Saipan and Northern Islands Soil and Water Conservation District chair Isidoro T. Cabrera commended the realization of the learning center. “The Kagman Education Island serves as a reminder to all of us that effective resource conservation, is based on a strong combination of knowledge and cooperation,” he said.
Rep. Cinta Kaipat said she was “pleasantly surprised” to learn that the center was beautiful and would truly be useful for CNMI students.
At least 30 Kagman High School students participated in the event led by KHS student Chelsea Ruluked and faculty Allan Davis. The students unveiled the signs installed within the wetland center.
For more information on the Kagman Education Island Wetland contact, Ignacio V. Cabrera, vice president, MRC&DC at (670) 236-0894, Fax: (670) 236-0895; web sites: www.hafa-adai.org or www.hafa-adai.blogspot.com or e-mail Kramer at email@example.com. Interested schools and organizations can also contact Diane Gabaldon of the S&NISWCD 256-7923.
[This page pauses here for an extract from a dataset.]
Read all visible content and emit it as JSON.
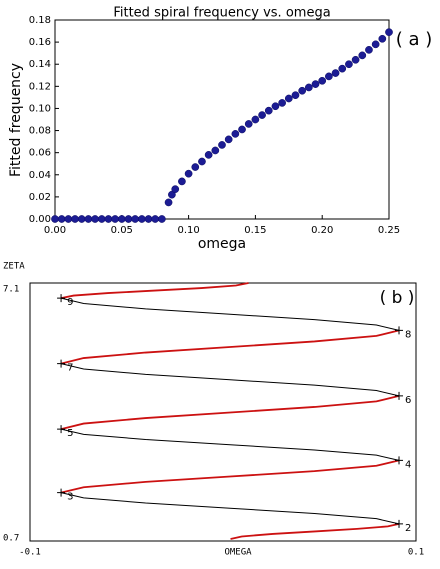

Conservation council wants more ‘education islands’ in NMI
By Emmanuel T. Erediano
Variety News Staff
THE Marianas Resource Conservation and Development Council is looking for more wetlands that can be converted into “education islands,” says its vice president, Ike Cabrera, during the inauguration of the Kagman wetland project yesterday.
Students from Kagman High School were the first ones to learn more about wetlands at the Kagman Education Island on Chacha Road.
“We want kids to do more studies about wetlands,” Cabrera said.
Council president Roland Quitugua said turning wetlands into educational venues helps spread awareness of the need to protect the environment.
The seven acre Kagman Education Island is the latest component added to the wetland which also provides flood control and irrigation to the surrounding farmlands.
Four educational signs have been installed in the area.
Coastal Resources Management Office’s Tim Lang said the signs are federally funded and cost $7,000.
The signs provide information about wetlands, how they works, their locations, and the endangered species that can be found in these areas.
Kagman is a farming area for Saipan, according to Scott Crocket, a district conservationist of the U.S. Department of Agriculture’s Natural Resources Conservation Services.
“So the wetland also plays an important role in irrigation,” he added.
Quitugua said the purpose of the education island project is to mitigate some environmental impacts.
“This is a living laboratory not only for the students but for the community as well,” he added.
According to Ken Kramer of the Marianas Resource Conservation and Development Council, “what we do with land management affects the quality of our marine environment.”
He said wetlands filter water that runs to the beach and the ocean.